3.

The fly kept banging against the screen and John Spaight watched it angrily but he didn’t stir from his chair. Dust motes hung in the July heat. “You did a hell of a job down here.”

Alex said, “You’re putting that in the past tense.”

“I told you—they’ve cut orders on you.” Spaight dropped his palm flat on the document on his desk. “I’ve got to ask you something Alex. We’ve never talked about it before. You spent eight or nine weeks in Spain training soldiers for Franco. Then you just bugged out without a by-your-leave. Why?”

Spaight was a friend but it looked as if he was trying to bait Alex and until he knew why he wasn’t going to fall into a trap. “A lot of us on both sides were misguided by our own zeal. Sooner or later you began to realize the Fascists were as bad as the Communists.”

“If not worse.”

“They weren’t any worse. Better equipped. I couldn’t see any other difference.”

“The point is, Alex, you got fed up and you just bugged out.”

He began to see it. “I was a mercenary there. Not a Spanish citizen. If that’s what you’re getting at.”

“Take it easy, Alex. There’s a point to all this. Let me put it this way—suppose we find ourselves allied with Russia against Nazi Germany. If we get into this war that’s exactly what may happen. Where does that put you, Alex? What do you do then, hating those Red Russians the way you do?

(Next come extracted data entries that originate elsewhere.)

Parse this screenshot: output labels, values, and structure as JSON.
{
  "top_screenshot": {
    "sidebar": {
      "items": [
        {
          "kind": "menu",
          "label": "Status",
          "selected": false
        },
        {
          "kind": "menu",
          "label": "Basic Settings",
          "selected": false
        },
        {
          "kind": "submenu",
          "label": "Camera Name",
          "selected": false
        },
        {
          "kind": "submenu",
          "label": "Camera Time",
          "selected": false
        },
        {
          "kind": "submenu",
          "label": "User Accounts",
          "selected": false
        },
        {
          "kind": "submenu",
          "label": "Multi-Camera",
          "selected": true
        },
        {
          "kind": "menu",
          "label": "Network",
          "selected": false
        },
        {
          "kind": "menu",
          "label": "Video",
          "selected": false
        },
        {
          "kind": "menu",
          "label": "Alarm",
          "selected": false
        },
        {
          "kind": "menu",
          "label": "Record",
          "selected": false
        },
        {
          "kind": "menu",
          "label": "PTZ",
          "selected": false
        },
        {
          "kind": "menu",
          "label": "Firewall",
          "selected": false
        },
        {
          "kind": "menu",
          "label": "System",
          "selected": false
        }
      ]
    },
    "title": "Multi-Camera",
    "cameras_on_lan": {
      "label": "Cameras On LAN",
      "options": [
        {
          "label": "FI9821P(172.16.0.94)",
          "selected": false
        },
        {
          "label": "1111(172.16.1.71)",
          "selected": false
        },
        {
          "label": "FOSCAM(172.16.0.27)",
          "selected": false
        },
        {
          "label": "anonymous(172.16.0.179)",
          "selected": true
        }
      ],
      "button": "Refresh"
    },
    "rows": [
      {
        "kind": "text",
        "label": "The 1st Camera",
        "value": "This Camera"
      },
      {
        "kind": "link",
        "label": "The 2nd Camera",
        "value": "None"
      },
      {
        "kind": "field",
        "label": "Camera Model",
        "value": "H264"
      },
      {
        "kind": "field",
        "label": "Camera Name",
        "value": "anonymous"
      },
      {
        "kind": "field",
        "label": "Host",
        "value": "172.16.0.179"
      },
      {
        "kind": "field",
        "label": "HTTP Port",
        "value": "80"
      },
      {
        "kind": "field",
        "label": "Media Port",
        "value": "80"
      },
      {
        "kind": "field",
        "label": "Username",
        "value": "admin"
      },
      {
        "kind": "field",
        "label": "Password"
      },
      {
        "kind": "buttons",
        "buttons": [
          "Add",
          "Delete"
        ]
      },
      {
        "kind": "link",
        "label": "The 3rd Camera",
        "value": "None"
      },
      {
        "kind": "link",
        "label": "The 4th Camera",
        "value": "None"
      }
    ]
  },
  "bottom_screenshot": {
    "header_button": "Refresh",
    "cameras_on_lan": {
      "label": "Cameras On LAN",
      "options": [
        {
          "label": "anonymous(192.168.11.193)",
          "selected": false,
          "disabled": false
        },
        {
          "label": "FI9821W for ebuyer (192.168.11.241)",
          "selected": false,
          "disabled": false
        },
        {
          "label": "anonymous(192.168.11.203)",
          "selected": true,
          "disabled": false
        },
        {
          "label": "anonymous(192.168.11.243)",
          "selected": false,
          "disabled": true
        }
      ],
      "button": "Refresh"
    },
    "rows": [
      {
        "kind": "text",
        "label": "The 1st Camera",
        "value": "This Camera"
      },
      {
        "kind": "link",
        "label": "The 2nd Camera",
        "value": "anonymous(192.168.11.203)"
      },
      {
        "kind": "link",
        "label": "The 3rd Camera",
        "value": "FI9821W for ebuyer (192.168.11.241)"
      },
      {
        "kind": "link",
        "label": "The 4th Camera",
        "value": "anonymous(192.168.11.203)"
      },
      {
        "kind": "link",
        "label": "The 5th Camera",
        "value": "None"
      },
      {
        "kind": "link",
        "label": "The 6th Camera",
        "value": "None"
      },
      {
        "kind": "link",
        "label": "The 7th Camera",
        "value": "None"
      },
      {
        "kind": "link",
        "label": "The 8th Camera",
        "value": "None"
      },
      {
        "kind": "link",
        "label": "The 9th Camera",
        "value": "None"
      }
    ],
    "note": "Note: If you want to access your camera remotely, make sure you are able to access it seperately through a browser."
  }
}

You stick it out and follow orders? Or do you bug out again?”

Alex brooded at him. “John I’m a volunteer. I came down here to train soldiers, not to support political alliances. I’m not a spy, I’m a soldier—I do my job and that’s all I do. If you’re not satisfied with my work then you’d better ask for my resignation.”

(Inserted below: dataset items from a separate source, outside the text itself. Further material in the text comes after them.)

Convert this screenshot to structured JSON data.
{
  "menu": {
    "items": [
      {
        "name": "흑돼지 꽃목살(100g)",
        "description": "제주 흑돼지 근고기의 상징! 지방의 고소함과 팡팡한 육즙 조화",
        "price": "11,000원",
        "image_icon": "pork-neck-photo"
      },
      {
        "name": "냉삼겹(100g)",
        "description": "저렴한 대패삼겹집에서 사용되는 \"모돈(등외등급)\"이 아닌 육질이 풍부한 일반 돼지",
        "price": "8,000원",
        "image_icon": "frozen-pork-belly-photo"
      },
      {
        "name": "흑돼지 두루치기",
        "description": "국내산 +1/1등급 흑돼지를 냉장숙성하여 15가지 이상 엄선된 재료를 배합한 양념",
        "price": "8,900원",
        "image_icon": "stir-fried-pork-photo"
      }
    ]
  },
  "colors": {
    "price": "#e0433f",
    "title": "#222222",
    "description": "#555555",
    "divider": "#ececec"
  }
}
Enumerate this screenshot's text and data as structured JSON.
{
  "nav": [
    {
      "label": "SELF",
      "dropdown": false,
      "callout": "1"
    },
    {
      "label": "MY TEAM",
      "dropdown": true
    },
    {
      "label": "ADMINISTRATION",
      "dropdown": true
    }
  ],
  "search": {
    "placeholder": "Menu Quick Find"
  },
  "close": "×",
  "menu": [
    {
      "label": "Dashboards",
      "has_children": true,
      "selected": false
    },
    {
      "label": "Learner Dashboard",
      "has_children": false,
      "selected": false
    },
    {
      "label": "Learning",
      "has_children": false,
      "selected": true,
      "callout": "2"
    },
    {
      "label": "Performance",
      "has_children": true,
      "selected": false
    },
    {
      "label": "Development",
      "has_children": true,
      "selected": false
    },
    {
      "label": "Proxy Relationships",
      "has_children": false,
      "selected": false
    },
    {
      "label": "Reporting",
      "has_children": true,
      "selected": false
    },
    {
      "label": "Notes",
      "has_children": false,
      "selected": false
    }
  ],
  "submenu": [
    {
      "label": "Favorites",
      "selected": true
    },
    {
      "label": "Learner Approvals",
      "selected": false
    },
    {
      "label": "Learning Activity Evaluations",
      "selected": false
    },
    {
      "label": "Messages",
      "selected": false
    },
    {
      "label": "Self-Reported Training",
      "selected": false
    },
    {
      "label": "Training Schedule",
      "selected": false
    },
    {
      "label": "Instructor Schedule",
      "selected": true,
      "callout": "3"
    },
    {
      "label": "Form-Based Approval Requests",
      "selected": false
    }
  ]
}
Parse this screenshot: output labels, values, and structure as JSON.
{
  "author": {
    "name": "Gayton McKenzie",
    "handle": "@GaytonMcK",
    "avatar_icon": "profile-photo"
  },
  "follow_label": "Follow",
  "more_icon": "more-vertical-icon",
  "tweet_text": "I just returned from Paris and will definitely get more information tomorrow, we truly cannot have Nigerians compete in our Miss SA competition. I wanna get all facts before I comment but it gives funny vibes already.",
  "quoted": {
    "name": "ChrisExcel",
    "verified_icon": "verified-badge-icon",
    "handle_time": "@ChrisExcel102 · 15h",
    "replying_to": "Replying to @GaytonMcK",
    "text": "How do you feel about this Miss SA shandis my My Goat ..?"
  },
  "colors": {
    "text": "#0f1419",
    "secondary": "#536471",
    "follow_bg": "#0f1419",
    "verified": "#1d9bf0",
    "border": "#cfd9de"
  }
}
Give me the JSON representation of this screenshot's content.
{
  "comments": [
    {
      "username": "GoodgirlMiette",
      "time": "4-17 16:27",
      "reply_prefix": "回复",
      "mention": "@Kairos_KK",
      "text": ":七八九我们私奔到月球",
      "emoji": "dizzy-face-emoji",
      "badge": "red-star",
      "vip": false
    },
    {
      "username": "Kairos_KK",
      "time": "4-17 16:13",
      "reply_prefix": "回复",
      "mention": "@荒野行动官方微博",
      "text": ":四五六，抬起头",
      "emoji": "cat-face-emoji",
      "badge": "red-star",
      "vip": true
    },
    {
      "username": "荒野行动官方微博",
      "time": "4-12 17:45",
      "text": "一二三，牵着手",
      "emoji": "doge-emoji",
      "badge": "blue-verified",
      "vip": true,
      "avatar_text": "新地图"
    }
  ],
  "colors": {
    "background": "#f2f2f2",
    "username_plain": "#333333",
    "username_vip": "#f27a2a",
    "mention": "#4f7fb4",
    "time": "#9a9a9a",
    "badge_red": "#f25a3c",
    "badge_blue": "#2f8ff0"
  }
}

“I wish it was that cut and dried.” Spaight lifted the typed page from the desk and handed it to him.

CJCS LETTER ORDER # 1431: 28 JULY 41.

FROM: CJCS, WDC.

TO: ALEXSANDER I. DANILOV, COL. AUS. 0479863.

VIA: CG FT BLISS TNG CMD.

SUBJECT: RELIEF FROM COMMAND, TRANSFER & REASSIGNMENT.

1. Subject officer is rlvd cmd of 2nd Tng Bn, 1st Spl Tng Rgt, 2 Div 4 Army, Ft Bliss Tex, Effective Immediately.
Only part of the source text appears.